The ones that caved recently were British Airways. They had their ‘Normantons’, cringing and whining - and their pay rates are an embarrassment, and they fly two crew to Chicago from LHR. Delta and Southwest voted down managements offer and produced decent contracts. EBAs that dwarf the Qantas contract, with 20% and 12% profit sharing in 2019. And you want to give up pay and conditions?

If Alan Joyce thought he would make more money by outsourcing ULH at Qantas, he would have already done it. He seems to understand the game. And you don’t.

Normanton et al. dont seem to understand the ultimate joke of this game - These are replacement aircraft. They'll still be stuck as a S.O. With stagnated promotion. Even after they’ve doomed themselves to a low pay contract, and responsible for the new B Scale (sound familiar Normanton ?) of new S.O.
That's a nice personal attack. You seriously think I will be stuck as an SO with a YES vote?

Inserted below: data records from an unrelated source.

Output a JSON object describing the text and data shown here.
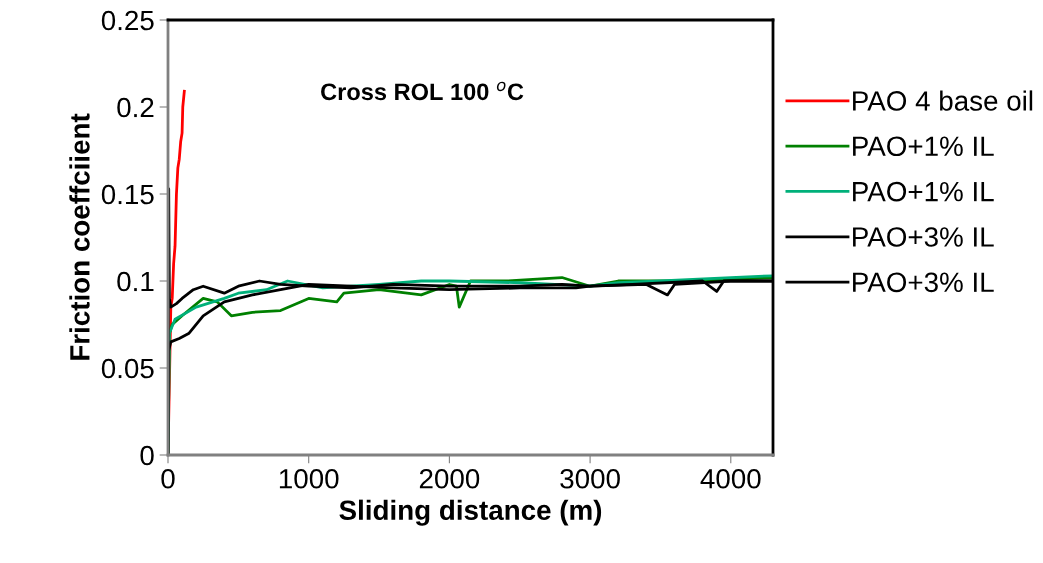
{
  "chart_data": {
    "type": "line",
    "title": "Cross ROL 100 $^{o}$C",
    "xlabel": "Sliding distance (m)",
    "ylabel": "Friction coeffciient",
    "xlim": [
      0,
      4300
    ],
    "ylim": [
      0,
      0.25
    ],
    "xticks": [
      0,
      1000,
      2000,
      3000,
      4000
    ],
    "yticks": [
      0,
      0.05,
      0.1,
      0.15,
      0.2,
      0.25
    ],
    "grid": false,
    "legend": "right",
    "marker": "none",
    "line_style": "solid",
    "series": [
      {
        "name": "PAO 4 base oil",
        "color": "#ff0000",
        "x": [
          0,
          20,
          30,
          40,
          50,
          60,
          70,
          80,
          90,
          100,
          105,
          116
        ],
        "values": [
          0,
          0.085,
          0.09,
          0.11,
          0.12,
          0.15,
          0.165,
          0.17,
          0.18,
          0.185,
          0.2,
          0.209
        ]
      },
      {
        "name": "PAO+1% IL",
        "color": "#008000",
        "x": [
          0,
          10,
          30,
          100,
          250,
          350,
          450,
          600,
          800,
          1000,
          1200,
          1250,
          1500,
          1800,
          2000,
          2050,
          2070,
          2150,
          2400,
          2800,
          3000,
          3200,
          3600,
          4000,
          4300
        ],
        "values": [
          0,
          0.07,
          0.075,
          0.08,
          0.09,
          0.088,
          0.08,
          0.082,
          0.083,
          0.09,
          0.088,
          0.093,
          0.095,
          0.092,
          0.098,
          0.097,
          0.085,
          0.1,
          0.1,
          0.102,
          0.097,
          0.1,
          0.1,
          0.101,
          0.102
        ]
      },
      {
        "name": "PAO+1% IL",
        "color": "#00b07a",
        "x": [
          0,
          10,
          50,
          200,
          400,
          500,
          700,
          850,
          1100,
          1500,
          1800,
          2000,
          2500,
          3000,
          3200,
          3500,
          4000,
          4300
        ],
        "values": [
          0,
          0.07,
          0.078,
          0.085,
          0.09,
          0.093,
          0.095,
          0.1,
          0.096,
          0.098,
          0.1,
          0.1,
          0.099,
          0.097,
          0.099,
          0.1,
          0.102,
          0.103
        ]
      },
      {
        "name": "PAO+3% IL",
        "color": "#000000",
        "x": [
          0,
          5,
          10,
          20,
          60,
          100,
          180,
          250,
          400,
          500,
          650,
          800,
          1000,
          1300,
          1600,
          2000,
          2500,
          2800,
          3000,
          3400,
          3550,
          3600,
          4000,
          4300
        ],
        "values": [
          0,
          0.153,
          0.09,
          0.085,
          0.087,
          0.09,
          0.095,
          0.097,
          0.093,
          0.097,
          0.1,
          0.098,
          0.097,
          0.096,
          0.098,
          0.097,
          0.097,
          0.098,
          0.097,
          0.098,
          0.092,
          0.098,
          0.1,
          0.1
        ]
      },
      {
        "name": "PAO+3% IL",
        "color": "#000000",
        "x": [
          0,
          5,
          20,
          80,
          150,
          250,
          400,
          600,
          800,
          1000,
          1300,
          1600,
          2000,
          2500,
          2900,
          3000,
          3300,
          3800,
          3900,
          3950,
          4300
        ],
        "values": [
          0,
          0.06,
          0.065,
          0.067,
          0.07,
          0.08,
          0.088,
          0.092,
          0.095,
          0.098,
          0.097,
          0.096,
          0.095,
          0.096,
          0.096,
          0.097,
          0.098,
          0.1,
          0.094,
          0.1,
          0.1
        ]
      }
    ]
  }
}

Wait till you vote NO, and a new entity is formed flying the 350. What happens when the 380/330 is retired, and replaced by 350s under the new entity? RIN's and redundancy's for all junior pilots. You familiar with what happened when the 767 was retired and replaced by nothing? Let that sink in to your sub-standard argument.

Pat yourself on the back though, because you did the right thing and tried to protect your legacy conditions for yourself.

Your logic is short sighed, flawed, mis-guided, and quite frankly embarrassing.

Originally Posted by A little birdie
My understanding is that the legal advice provided to AIPA COM last Friday was that there are few industrial protections in place to prevent what Qantas is proposing with this external crewing company should Qantas pilots vote 'no'. I also heard that AIPA is seeking urgent external opinion to more effectively inform the 10 March COM meeting.
That's a good thing.

As a union member, I would expect them to fully explore all alternatives. Lets' hope they get it right. It would be very embarrassing to recommend a NO vote based on legal advice, only to loose the 350 flying, and the court case at the same time.